Sterling climbed 0.6 percent to $1.9623 <GBP=>, shaking off earlier losses suffered after a tame British inflation report boosted expectations of more Bank of England rate cuts ahead.
Analysts, though, said Buffett's offer to bond insurers did not signal the end of market turmoil, and many added that it does little to address underlying credit problems.
"It's pretty much like putting a band-aid on a big wound," Sahota said. "The Federal Reserve's proactive and aggressive easing has been more helpful to the market so far."
The Fed has slashed benchmark interest rates from 5.25 percent to 3 percent since mid-September, with 1.25 percantage points alone coming during an eight-day span in January.
And the U.S. economy's woes may not be over yet.
Goldman Sachs said on Tuesday that the euro's dip toward the bottom of the $1.43-$1.50 range that's prevailed since November was a good buying opportunity, noting that more negative U.S. economic news could push it to a new record high above $1.50.
To that end, Wednesday's U.S. retail sales report for January will be watched for clues about the health of the American consumer, who accounts for two-thirds of U.S. growth.
A Reuters survey of economists expects to see a 0.2 percent decline, and a bigger slide would like add to dollar pressure.
But some said the euro would have a hard time extending gains much further amid growing expectations that the European Central Bank's next interest rate move will be a cut.
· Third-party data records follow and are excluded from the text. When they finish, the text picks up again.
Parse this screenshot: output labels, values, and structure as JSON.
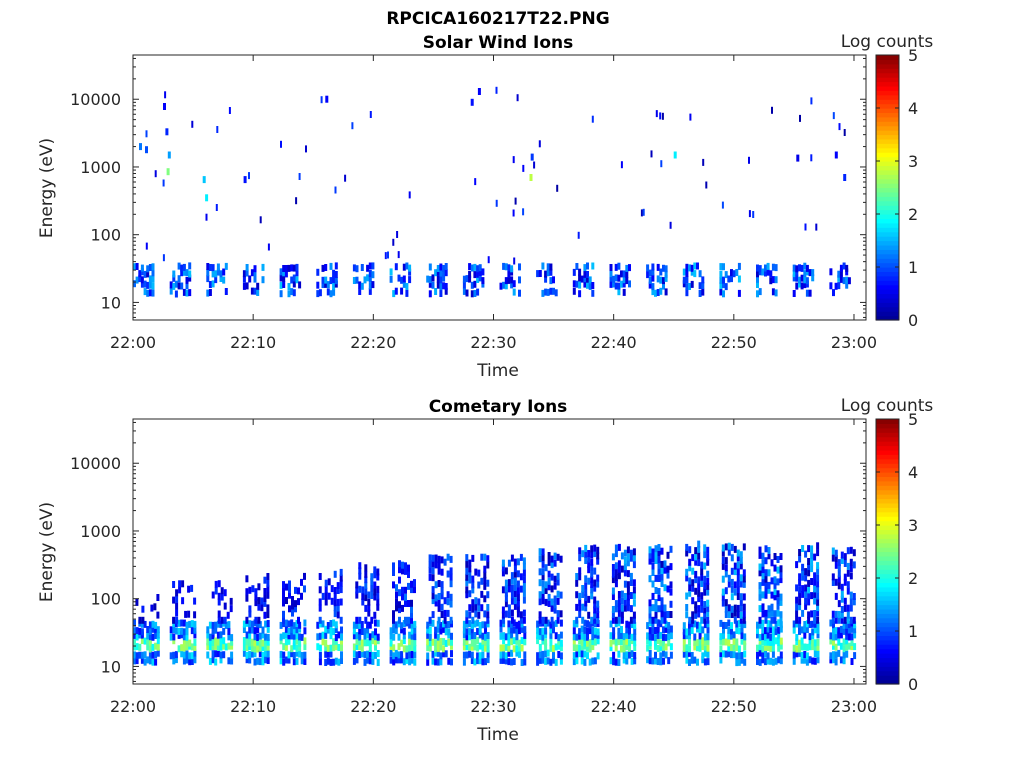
{
  "figure": {
    "title": "RPCICA160217T22.PNG"
  },
  "colors": {
    "colormap": [
      "#00008f",
      "#0000ff",
      "#0080ff",
      "#00ffff",
      "#80ff80",
      "#ffff00",
      "#ff8000",
      "#ff0000",
      "#800000"
    ]
  },
  "chart_data": [
    {
      "type": "heatmap",
      "title": "Solar Wind Ions",
      "xlabel": "Time",
      "ylabel": "Energy (eV)",
      "yscale": "log",
      "ylim": [
        5.5,
        45000
      ],
      "xlim": [
        "22:00",
        "23:01"
      ],
      "xticks": [
        "22:00",
        "22:10",
        "22:20",
        "22:30",
        "22:40",
        "22:50",
        "23:00"
      ],
      "yticks": [
        "10",
        "100",
        "1000",
        "10000"
      ],
      "colorbar": {
        "label": "Log counts",
        "range": [
          0,
          5
        ],
        "ticks": [
          "0",
          "1",
          "2",
          "3",
          "4",
          "5"
        ]
      },
      "description_bands": [
        {
          "energy_range_eV": [
            16,
            30
          ],
          "typical_log_counts": [
            0.3,
            1.5
          ],
          "burst_period_min": 3
        }
      ],
      "isolated_points_min_eV_logcount": [
        [
          0.5,
          2000,
          1.2
        ],
        [
          1.0,
          1800,
          1.0
        ],
        [
          2.5,
          7800,
          0.6
        ],
        [
          2.7,
          3300,
          0.8
        ],
        [
          2.8,
          850,
          2.5
        ],
        [
          2.9,
          1500,
          1.4
        ],
        [
          5.8,
          650,
          1.6
        ],
        [
          6.0,
          350,
          1.8
        ],
        [
          9.2,
          650,
          0.7
        ],
        [
          16.0,
          10000,
          0.6
        ],
        [
          28.1,
          9000,
          0.7
        ],
        [
          28.7,
          13000,
          0.6
        ],
        [
          33.0,
          700,
          2.8
        ],
        [
          33.1,
          1400,
          0.9
        ],
        [
          45.0,
          1500,
          1.8
        ],
        [
          55.2,
          1350,
          0.5
        ],
        [
          58.4,
          1500,
          0.6
        ],
        [
          59.1,
          700,
          0.8
        ]
      ]
    },
    {
      "type": "heatmap",
      "title": "Cometary Ions",
      "xlabel": "Time",
      "ylabel": "Energy (eV)",
      "yscale": "log",
      "ylim": [
        5.5,
        45000
      ],
      "xlim": [
        "22:00",
        "23:01"
      ],
      "xticks": [
        "22:00",
        "22:10",
        "22:20",
        "22:30",
        "22:40",
        "22:50",
        "23:00"
      ],
      "yticks": [
        "10",
        "100",
        "1000",
        "10000"
      ],
      "colorbar": {
        "label": "Log counts",
        "range": [
          0,
          5
        ],
        "ticks": [
          "0",
          "1",
          "2",
          "3",
          "4",
          "5"
        ]
      },
      "description_bands": [
        {
          "energy_range_eV": [
            12,
            45
          ],
          "typical_log_counts": [
            1.5,
            2.8
          ],
          "burst_period_min": 3
        },
        {
          "energy_range_eV": [
            50,
            700
          ],
          "typical_log_counts": [
            0.2,
            1.2
          ],
          "note": "plumes growing after 22:35"
        }
      ]
    }
  ]
}
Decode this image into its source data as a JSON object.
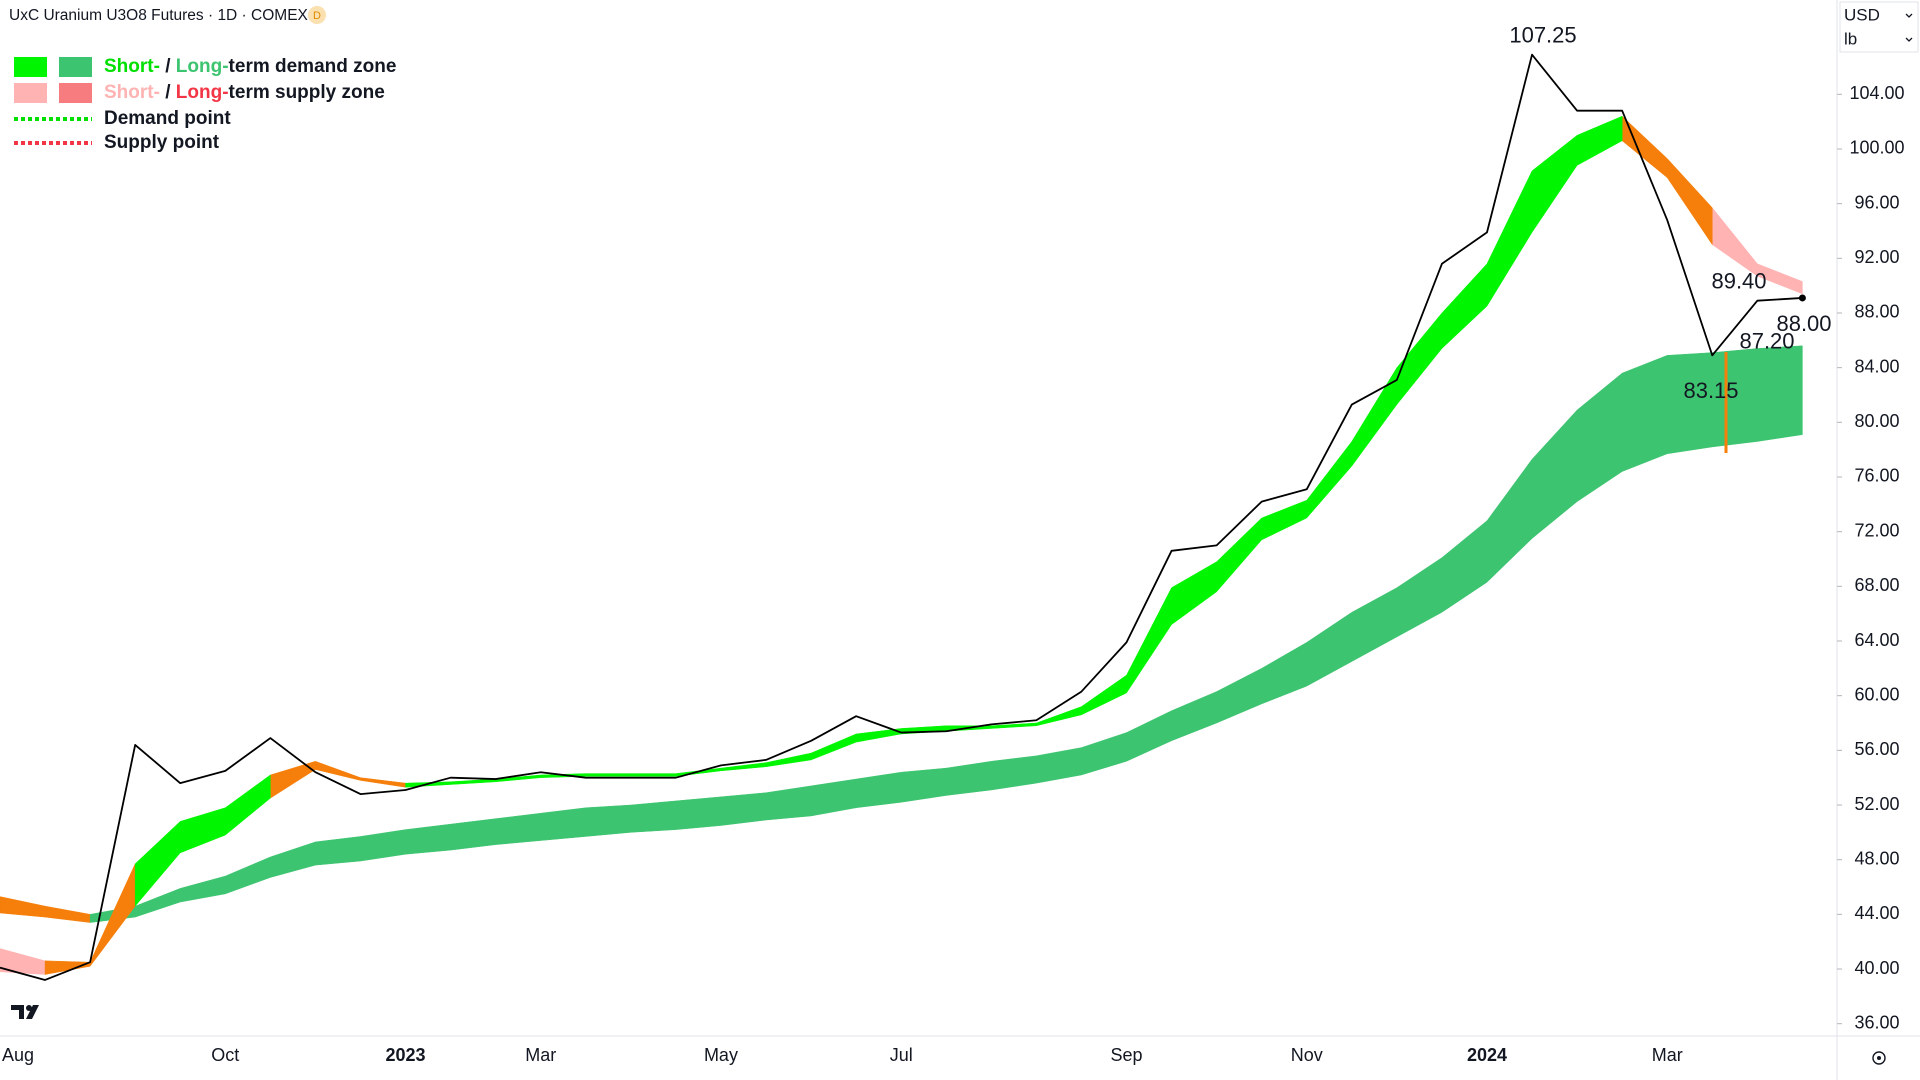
{
  "chart_data": {
    "type": "line",
    "title": "UxC Uranium U3O8 Futures · 1D · COMEX",
    "badge": "D",
    "currency": "USD",
    "unit": "lb",
    "categories": [
      "Aug",
      null,
      null,
      null,
      null,
      "Oct",
      null,
      null,
      null,
      "2023",
      null,
      null,
      "Mar",
      null,
      null,
      null,
      "May",
      null,
      null,
      null,
      "Jul",
      null,
      null,
      null,
      null,
      "Sep",
      null,
      null,
      null,
      "Nov",
      null,
      null,
      null,
      "2024",
      null,
      null,
      null,
      "Mar",
      null,
      null,
      null
    ],
    "price": {
      "color": "#000000",
      "values": [
        40.1,
        39.2,
        40.5,
        56.4,
        53.6,
        54.5,
        56.9,
        54.4,
        52.8,
        53.1,
        54.0,
        53.9,
        54.4,
        54.0,
        54.0,
        54.0,
        54.9,
        55.3,
        56.7,
        58.5,
        57.3,
        57.4,
        57.9,
        58.2,
        60.3,
        63.9,
        70.6,
        71.0,
        74.2,
        75.1,
        81.3,
        83.1,
        91.6,
        93.9,
        106.9,
        102.8,
        102.8,
        94.8,
        84.9,
        88.9,
        89.1
      ]
    },
    "zones": [
      {
        "color": "#f57f0a",
        "upper": [
          45.3,
          44.6,
          44.0,
          null,
          null,
          null,
          null,
          null,
          null,
          null,
          null,
          null,
          null,
          null,
          null,
          null,
          null,
          null,
          null,
          null,
          null,
          null,
          null,
          null,
          null,
          null,
          null,
          null,
          null,
          null,
          null,
          null,
          null,
          null,
          null,
          null,
          null,
          null,
          null,
          null,
          null
        ],
        "lower": [
          44.1,
          43.8,
          43.4,
          null,
          null,
          null,
          null,
          null,
          null,
          null,
          null,
          null,
          null,
          null,
          null,
          null,
          null,
          null,
          null,
          null,
          null,
          null,
          null,
          null,
          null,
          null,
          null,
          null,
          null,
          null,
          null,
          null,
          null,
          null,
          null,
          null,
          null,
          null,
          null,
          null,
          null
        ]
      },
      {
        "color": "#3dc470",
        "upper": [
          null,
          null,
          44.0,
          44.6,
          45.9,
          46.8,
          48.2,
          49.3,
          49.7,
          50.2,
          50.6,
          51.0,
          51.4,
          51.8,
          52.0,
          52.3,
          52.6,
          52.9,
          53.4,
          53.9,
          54.4,
          54.7,
          55.2,
          55.6,
          56.2,
          57.3,
          58.9,
          60.3,
          62.0,
          63.9,
          66.1,
          67.9,
          70.1,
          72.8,
          77.3,
          80.9,
          83.6,
          84.9,
          85.1,
          85.4,
          85.6
        ],
        "lower": [
          null,
          null,
          43.4,
          43.8,
          44.9,
          45.5,
          46.7,
          47.6,
          47.9,
          48.4,
          48.7,
          49.1,
          49.4,
          49.7,
          50.0,
          50.2,
          50.5,
          50.9,
          51.2,
          51.8,
          52.2,
          52.7,
          53.1,
          53.6,
          54.2,
          55.2,
          56.7,
          58.0,
          59.4,
          60.7,
          62.5,
          64.3,
          66.1,
          68.3,
          71.5,
          74.2,
          76.4,
          77.7,
          78.2,
          78.6,
          79.1
        ]
      },
      {
        "color": "#ffb3b3",
        "upper": [
          41.5,
          40.6,
          null,
          null,
          null,
          null,
          null,
          null,
          null,
          null,
          null,
          null,
          null,
          null,
          null,
          null,
          null,
          null,
          null,
          null,
          null,
          null,
          null,
          null,
          null,
          null,
          null,
          null,
          null,
          null,
          null,
          null,
          null,
          null,
          null,
          null,
          null,
          null,
          95.7,
          91.6,
          90.3
        ],
        "lower": [
          39.8,
          39.6,
          null,
          null,
          null,
          null,
          null,
          null,
          null,
          null,
          null,
          null,
          null,
          null,
          null,
          null,
          null,
          null,
          null,
          null,
          null,
          null,
          null,
          null,
          null,
          null,
          null,
          null,
          null,
          null,
          null,
          null,
          null,
          null,
          null,
          null,
          null,
          null,
          93.0,
          90.7,
          89.4
        ]
      },
      {
        "color": "#f57f0a",
        "upper": [
          null,
          40.6,
          40.5,
          47.7,
          null,
          null,
          54.2,
          55.2,
          54.0,
          53.6,
          null,
          null,
          null,
          null,
          null,
          null,
          null,
          null,
          null,
          null,
          null,
          null,
          null,
          null,
          null,
          null,
          null,
          null,
          null,
          null,
          null,
          null,
          null,
          null,
          null,
          null,
          102.4,
          99.3,
          95.7,
          null,
          null
        ],
        "lower": [
          null,
          39.6,
          40.2,
          44.6,
          null,
          null,
          52.5,
          54.6,
          53.8,
          53.3,
          null,
          null,
          null,
          null,
          null,
          null,
          null,
          null,
          null,
          null,
          null,
          null,
          null,
          null,
          null,
          null,
          null,
          null,
          null,
          null,
          null,
          null,
          null,
          null,
          null,
          null,
          100.6,
          97.9,
          93.0,
          null,
          null
        ]
      },
      {
        "color": "#00f500",
        "upper": [
          null,
          null,
          null,
          47.7,
          50.8,
          51.8,
          54.2,
          null,
          null,
          53.6,
          53.7,
          53.9,
          54.2,
          54.3,
          54.3,
          54.3,
          54.7,
          55.1,
          55.8,
          57.2,
          57.6,
          57.8,
          57.8,
          58.0,
          59.2,
          61.5,
          67.9,
          69.8,
          73.0,
          74.3,
          78.6,
          84.0,
          88.0,
          91.6,
          98.4,
          101.0,
          102.4,
          null,
          null,
          null,
          null
        ],
        "lower": [
          null,
          null,
          null,
          44.6,
          48.5,
          49.8,
          52.5,
          null,
          null,
          53.3,
          53.5,
          53.7,
          54.0,
          54.1,
          54.1,
          54.1,
          54.5,
          54.8,
          55.3,
          56.6,
          57.2,
          57.4,
          57.6,
          57.8,
          58.6,
          60.2,
          65.2,
          67.6,
          71.4,
          73.0,
          76.8,
          81.3,
          85.4,
          88.5,
          93.9,
          98.8,
          100.6,
          null,
          null,
          null,
          null
        ]
      }
    ],
    "annotations": [
      {
        "value": 107.25,
        "label": "107.25"
      },
      {
        "value": 89.4,
        "label": "89.40"
      },
      {
        "value": 88.0,
        "label": "88.00"
      },
      {
        "value": 87.2,
        "label": "87.20"
      },
      {
        "value": 83.15,
        "label": "83.15"
      }
    ],
    "legend": [
      {
        "swatches": [
          "#00f500",
          "#3dc470"
        ],
        "runs": [
          {
            "text": "Short-",
            "color": "#00e000"
          },
          {
            "text": " / ",
            "color": "#131722"
          },
          {
            "text": "Long-",
            "color": "#3dc470"
          },
          {
            "text": "term demand zone",
            "color": "#131722"
          }
        ]
      },
      {
        "swatches": [
          "#ffb3b3",
          "#f77c80"
        ],
        "runs": [
          {
            "text": "Short-",
            "color": "#ffb3b3"
          },
          {
            "text": " / ",
            "color": "#131722"
          },
          {
            "text": "Long-",
            "color": "#f23645"
          },
          {
            "text": "term supply zone",
            "color": "#131722"
          }
        ]
      },
      {
        "dash": "#00e000",
        "runs": [
          {
            "text": "Demand point",
            "color": "#131722"
          }
        ]
      },
      {
        "dash": "#f23645",
        "runs": [
          {
            "text": "Supply point",
            "color": "#131722"
          }
        ]
      }
    ],
    "ylim": [
      35.1,
      110.9
    ],
    "yticks": [
      {
        "value": 36,
        "label": "36.00"
      },
      {
        "value": 40,
        "label": "40.00"
      },
      {
        "value": 44,
        "label": "44.00"
      },
      {
        "value": 48,
        "label": "48.00"
      },
      {
        "value": 52,
        "label": "52.00"
      },
      {
        "value": 56,
        "label": "56.00"
      },
      {
        "value": 60,
        "label": "60.00"
      },
      {
        "value": 64,
        "label": "64.00"
      },
      {
        "value": 68,
        "label": "68.00"
      },
      {
        "value": 72,
        "label": "72.00"
      },
      {
        "value": 76,
        "label": "76.00"
      },
      {
        "value": 80,
        "label": "80.00"
      },
      {
        "value": 84,
        "label": "84.00"
      },
      {
        "value": 88,
        "label": "88.00"
      },
      {
        "value": 92,
        "label": "92.00"
      },
      {
        "value": 96,
        "label": "96.00"
      },
      {
        "value": 100,
        "label": "100.00"
      },
      {
        "value": 104,
        "label": "104.00"
      }
    ],
    "grid": false
  }
}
The ECB has held rates at 4 percent since the credit crisis erupted last summer even as the U.S., British and Canadian central banks reduced their benchmark borrowing costs.
And last week, ECB President Jean-Claude Trichet said the euro-zone economy was facing downside growth risks.
While a gauge of German business sentiment on Tuesday beat expectations, the euro didn't get much traction until Buffett revealed his bond insurer plan during early New York trade.
"The ECB really did subtly change its tone last week and they are in the process of turning the ship, if you will," said Sophia Drossos, senior FX strategist at Morgan Stanley in New York. "It will take some time -- our sense is they won't be in a position to cut until April at the earliest -- but there's no more talk of their raising rates."